District-wide, a vast majority of schools earned honors only awarded to the state’s top 25 percent of campuses under a new rating system.
They ranked high for overall student achievement measured primarily through testing; student progress; how much the district has closed the learning gap for low income and at risk students, and how well seniors are prepared for college and careers.
Superintendent Dr. Kay Waggoner says it didn’t happen by accident.
“We have a large number of volunteers, we have very strong PTA’s, we have a very strong education foundation and our city leaders are here to support our events,” she said.

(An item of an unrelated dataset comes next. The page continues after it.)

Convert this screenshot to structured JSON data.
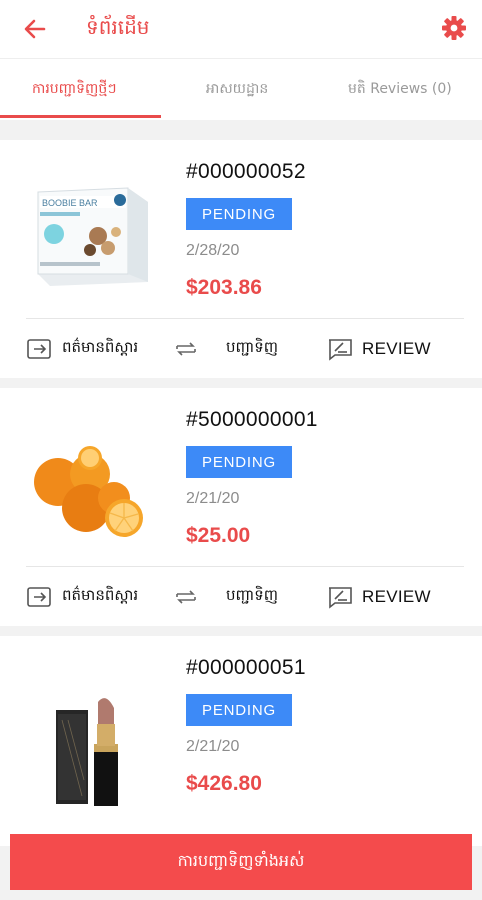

Waggoner says that even in lean economic times Richardson voters have passed bond issues that pay for building improvements and technology.
Audrey’s principal, Angela Vaughan, says teachers are also getting results by using some new techniques.
“We’ve been participating in a differentiation program,” said Vaughan. “Whether it’s in math or reading we look at the students individually and plan lessons that will meet their strengths and weaknesses.”
Teacher Sara Claborn uses differentiation when she teachers second graders how to count money.
“I kind of dumped it out in front of them and said tell me what you know,” she said as she demonstrated the method.
Claborn says she begins by finding out how much the students already understand.
Some children can only sort pennies into a pile. Others know four quarters equal a dollars. Some can make change.
Claborn divides the students into groups based on knowledge then provides separate exercises to help them move to the next level.
She says with individual attention many of students learn more than the lesson plan requires.
“I definitely think it’s one of the most important things I’ve learned in my years of teaching because it’s not stopping kids where the standard takes them,” said Claborn.
“Our goal is to promote life-long learning and if we’re teaching them to come to a stopping point in the middle of the year we’re doing them an injustice,” she added.
Claborn is also experimenting with videotaped homework. She previews the next day’s lesson with a short video her students and their parents can watch the night before.
Audrey’s mother and dad watch with her.
“I liked her excitement about it,” said Josh Cedor. “You see your teacher in a room and she incorporated her dog and she made it interesting.”
Claborn says students begin the next day with knowledge that would normally take a half hour of class time to teach.
“The level of engagement was so much better the next day. At school my discipline decreased which gave me more time to teach. The kids were wanting to be there,” said Claborn.
There are dozens of other tools Richardson is using to increase learning: intense mining of test data to figure out where each student needs help; lessons that require students to interact; the use of talented and gifted materials for every student.
Despite the success and innovations school officials acknowledge they have challenges.
Test scores indicate high school students need to improve their writing skills.
There is a growing number of low income families coming into the district, and because many of the parents work several jobs they aren’t involved with their children’s schools. The district is looking for ways to make it easier for them to participate.
Richardson says it will tackle those challenges the way they have tackled others: with an understanding that failure isn’t an option, and doing work that's just acceptable isn’t good enough.